Au cours de la séance plénière tenue à ValenceSantamaría a souligné que l'acier et l'aluminium d'Estrémadure sont soumis à un tarif de 50 % États UnisCette situation, a-t-il déclaré, « compromet gravement sa compétitivité ». Le ministre régional a également mis en garde contre la situation du secteur de la tomate, dont la région est le premier producteur mondial, notamment en ce qui concerne ses dérivés. « Il existe un risque réel que les produits américains pénètrent sans contrôle sur le marché européen, ce qui pénaliserait nos producteurs », a-t-il averti.
En outre, Santamaría a exprimé l'inquiétude du secteur porcin concernant les récentes restrictions imposées par Chine, qu'il prévoit rencontrer dans les prochaines semaines. Bien que le jambon demeure exempté de ces mesures, le ministre a indiqué que d'autres produits du porc pourraient être touchés.
Le conseiller a également profité de son intervention pour demander une analyse approfondie de l’accord avec le Mercosur.

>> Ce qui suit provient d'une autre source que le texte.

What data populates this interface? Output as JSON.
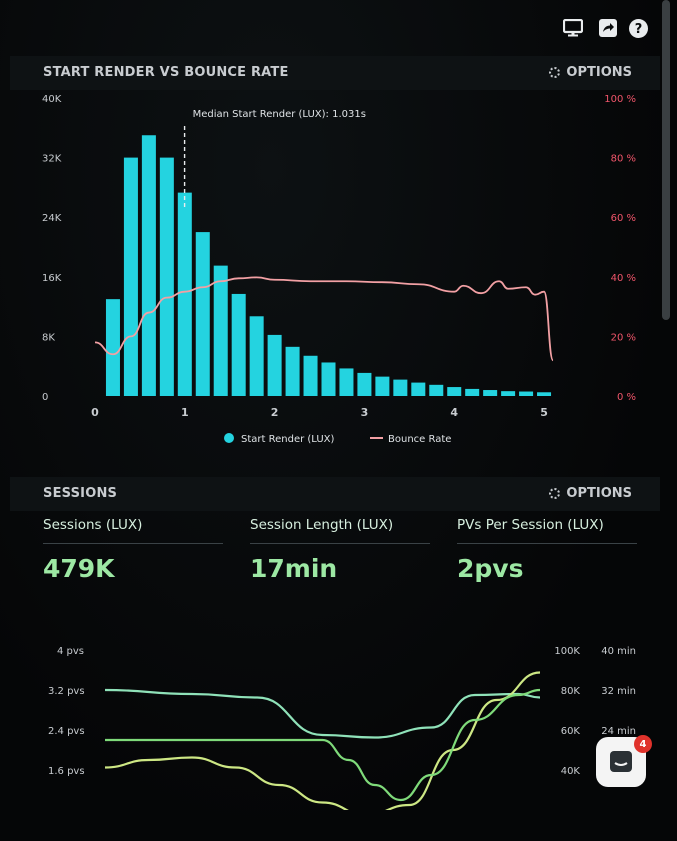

Mesures régionales et demande d'un soutien central accru
Le gouvernement de María Guardiola a déjà mis en œuvre des mesures régionales pour atténuer ces effets, notamment une augmentation du budget pour la diversification des marchés, de nouvelles aides à l'internationalisation des grandes entreprises et la création d'un master en Commerce extérieur.

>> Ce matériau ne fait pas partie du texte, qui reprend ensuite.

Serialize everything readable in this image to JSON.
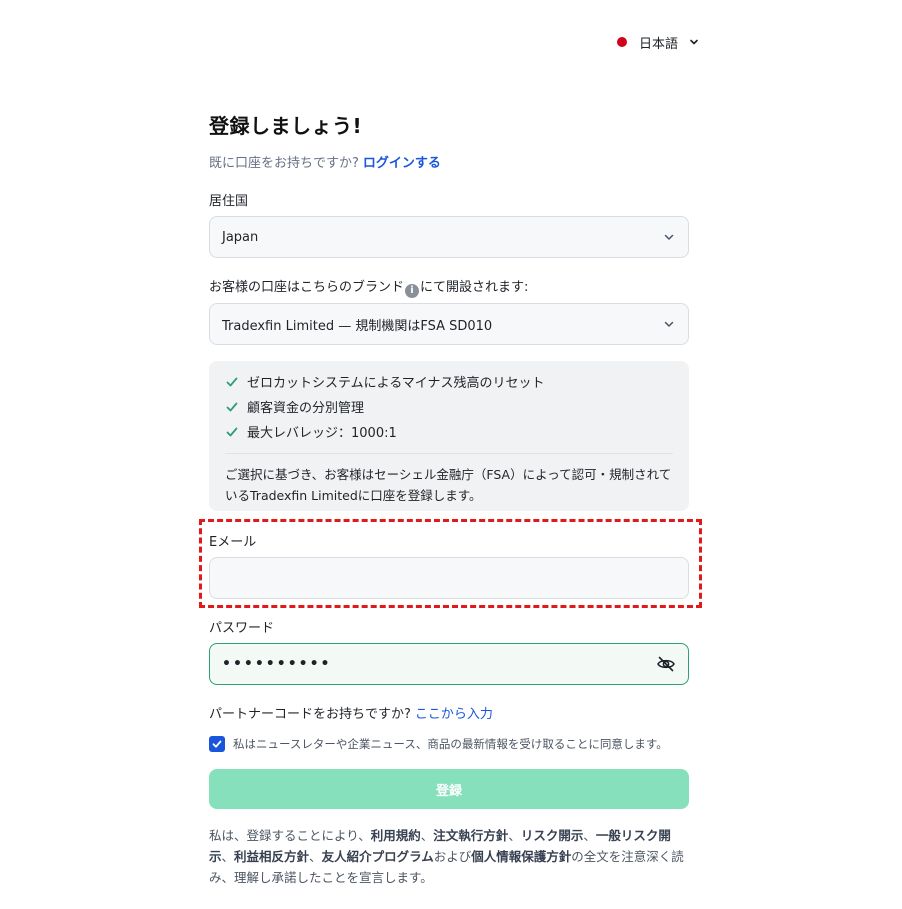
{
  "language": {
    "label": "日本語",
    "flag_color": "#d0021b"
  },
  "header": {
    "title": "登録しましょう!",
    "have_account": "既に口座をお持ちですか?",
    "login_link": "ログインする"
  },
  "country": {
    "label": "居住国",
    "value": "Japan"
  },
  "brand": {
    "label_before": "お客様の口座はこちらのブランド",
    "label_after": "にて開設されます:",
    "value": "Tradexfin Limited — 規制機関はFSA SD010"
  },
  "features": {
    "items": [
      "ゼロカットシステムによるマイナス残高のリセット",
      "顧客資金の分別管理",
      "最大レバレッジ：1000:1"
    ],
    "note": "ご選択に基づき、お客様はセーシェル金融庁（FSA）によって認可・規制されているTradexfin Limitedに口座を登録します。"
  },
  "email": {
    "label": "Eメール",
    "value": ""
  },
  "password": {
    "label": "パスワード",
    "masked_value": "••••••••••"
  },
  "partner": {
    "question": "パートナーコードをお持ちですか?",
    "link": "ここから入力"
  },
  "newsletter": {
    "checked": true,
    "text": "私はニュースレターや企業ニュース、商品の最新情報を受け取ることに同意します。"
  },
  "submit": {
    "label": "登録"
  },
  "terms": {
    "t1": "私は、登録することにより、",
    "l1": "利用規約",
    "s1": "、",
    "l2": "注文執行方針",
    "s2": "、",
    "l3": "リスク開示",
    "s3": "、",
    "l4": "一般リスク開示",
    "s4": "、",
    "l5": "利益相反方針",
    "s5": "、",
    "l6": "友人紹介プログラム",
    "s6": "および",
    "l7": "個人情報保護方針",
    "t2": "の全文を注意深く読み、理解し承諾したことを宣言します。"
  },
  "colors": {
    "link": "#1a56db",
    "check": "#2f9e70",
    "submit_bg": "#86e0bb",
    "highlight": "#e01a1a"
  }
}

Cependant, Santamaría a insisté sur la nécessité d'une plus grande implication du gouvernement central, critiquant le « manque de transparence dans les relations avec les Union européenne, Chine et États-Unis« Il a souligné que les 14.000 milliards d'euros du plan national destiné à remédier à la situation ne se sont pas concrétisés dans la région. »
Le conseiller a également profité de son intervention pour demander une analyse exhaustive de l'accord avec MercosurSantamaría a averti que « chaque produit libéralisé peut avoir un effet papillon sur d'autres secteurs ». Elle a défendu la haute qualité de la production européenne et a souligné l'importance de protéger la production régionale.

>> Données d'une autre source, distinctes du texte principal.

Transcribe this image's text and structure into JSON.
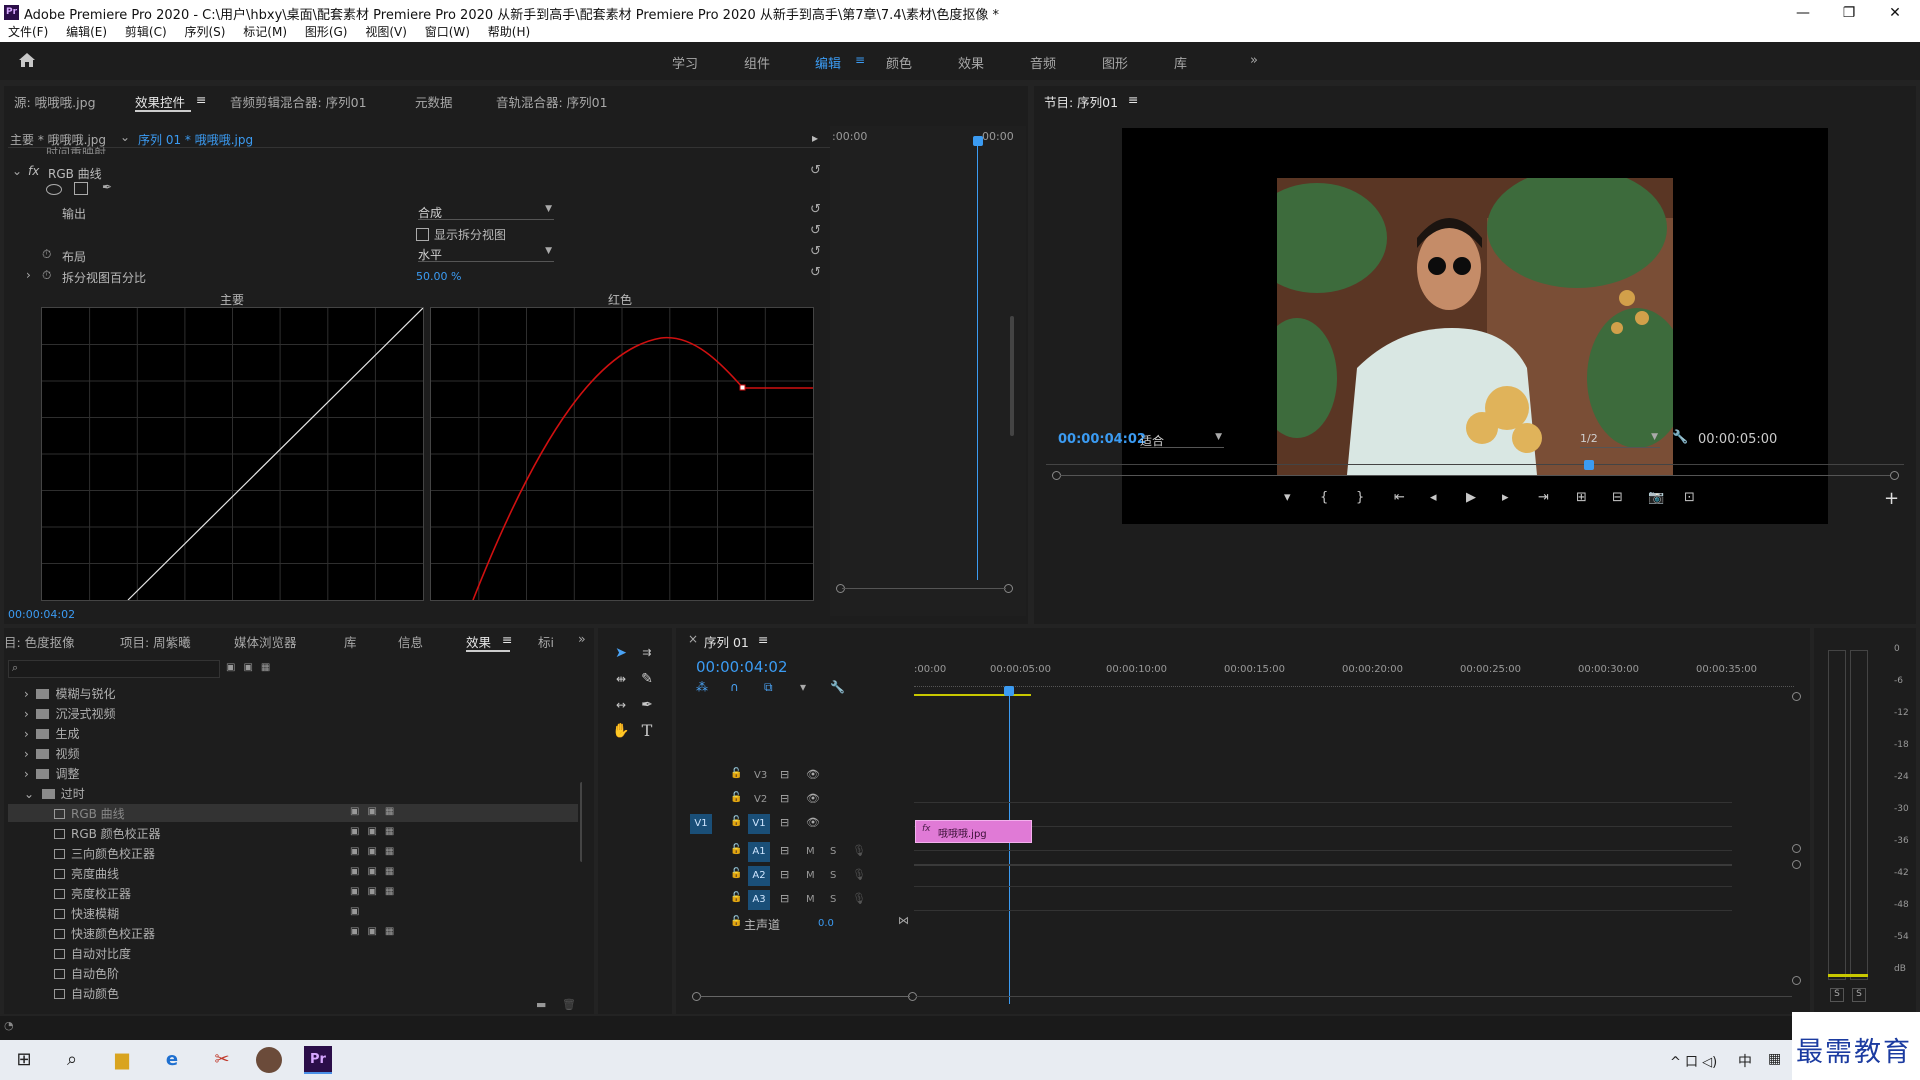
{
  "window": {
    "title": "Adobe Premiere Pro 2020 - C:\\用户\\hbxy\\桌面\\配套素材 Premiere Pro 2020 从新手到高手\\配套素材 Premiere Pro 2020 从新手到高手\\第7章\\7.4\\素材\\色度抠像 *",
    "icon": "Pr",
    "minimize": "—",
    "maximize": "❐",
    "close": "✕"
  },
  "menu": [
    "文件(F)",
    "编辑(E)",
    "剪辑(C)",
    "序列(S)",
    "标记(M)",
    "图形(G)",
    "视图(V)",
    "窗口(W)",
    "帮助(H)"
  ],
  "workspaces": [
    "学习",
    "组件",
    "编辑",
    "颜色",
    "效果",
    "音频",
    "图形",
    "库"
  ],
  "workspace_more": "»",
  "source_tabs": [
    "源: 哦哦哦.jpg",
    "效果控件",
    "音频剪辑混合器: 序列01",
    "元数据",
    "音轨混合器: 序列01"
  ],
  "effect_controls": {
    "master": "主要 * 哦哦哦.jpg",
    "sequence_clip": "序列 01 * 哦哦哦.jpg",
    "cut_label": "时间重映射",
    "effect_name": "RGB 曲线",
    "output_label": "输出",
    "output_value": "合成",
    "split_view_label": "显示拆分视图",
    "layout_label": "布局",
    "layout_value": "水平",
    "split_percent_label": "拆分视图百分比",
    "split_percent_value": "50.00 %",
    "curve_master_label": "主要",
    "curve_red_label": "红色",
    "timecode": "00:00:04:02",
    "ruler_start": ":00:00",
    "ruler_end": "00:00"
  },
  "program": {
    "title": "节目: 序列01",
    "timecode": "00:00:04:02",
    "fit": "适合",
    "quality": "1/2",
    "duration": "00:00:05:00",
    "controls": [
      "▾",
      "{",
      "}",
      "⇤",
      "◂",
      "▶",
      "▸",
      "⇥",
      "⊞",
      "⊟",
      "📷",
      "⊡"
    ],
    "add": "+"
  },
  "project": {
    "tabs": [
      "目: 色度抠像",
      "项目: 周紫曦",
      "媒体浏览器",
      "库",
      "信息",
      "效果",
      "标i"
    ],
    "more": "»",
    "search_placeholder": "",
    "folders": [
      "模糊与锐化",
      "沉浸式视频",
      "生成",
      "视频",
      "调整",
      "过时"
    ],
    "items": [
      "RGB 曲线",
      "RGB 颜色校正器",
      "三向颜色校正器",
      "亮度曲线",
      "亮度校正器",
      "快速模糊",
      "快速颜色校正器",
      "自动对比度",
      "自动色阶",
      "自动颜色"
    ]
  },
  "timeline": {
    "tab": "序列 01",
    "timecode": "00:00:04:02",
    "ruler": [
      ":00:00",
      "00:00:05:00",
      "00:00:10:00",
      "00:00:15:00",
      "00:00:20:00",
      "00:00:25:00",
      "00:00:30:00",
      "00:00:35:00"
    ],
    "video_tracks": [
      "V3",
      "V2",
      "V1"
    ],
    "audio_tracks": [
      "A1",
      "A2",
      "A3"
    ],
    "source_patch_v": "V1",
    "master": "主声道",
    "master_value": "0.0",
    "clip_name": "哦哦哦.jpg",
    "clip_fx": "fx",
    "mute": "M",
    "solo": "S"
  },
  "meter": {
    "scale": [
      "0",
      "-6",
      "-12",
      "-18",
      "-24",
      "-30",
      "-36",
      "-42",
      "-48",
      "-54",
      "dB"
    ],
    "solo_left": "S",
    "solo_right": "S"
  },
  "watermark": "最需教育",
  "taskbar": {
    "ime": "中",
    "tray": "^ 口 ◁) "
  }
}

Enfin, Santamaría a réitéré la nécessité pour le gouvernement central de promouvoir la poursuite de l'exploitation de la centrale nucléaire d'Almaraz. Le ministre a affirmé que cette centrale est essentielle pour garantir la stabilité et le coût de l'électricité, maintenir l'emploi sur le gisement d'Arañuelo et attirer de nouveaux investissements en Estrémadure.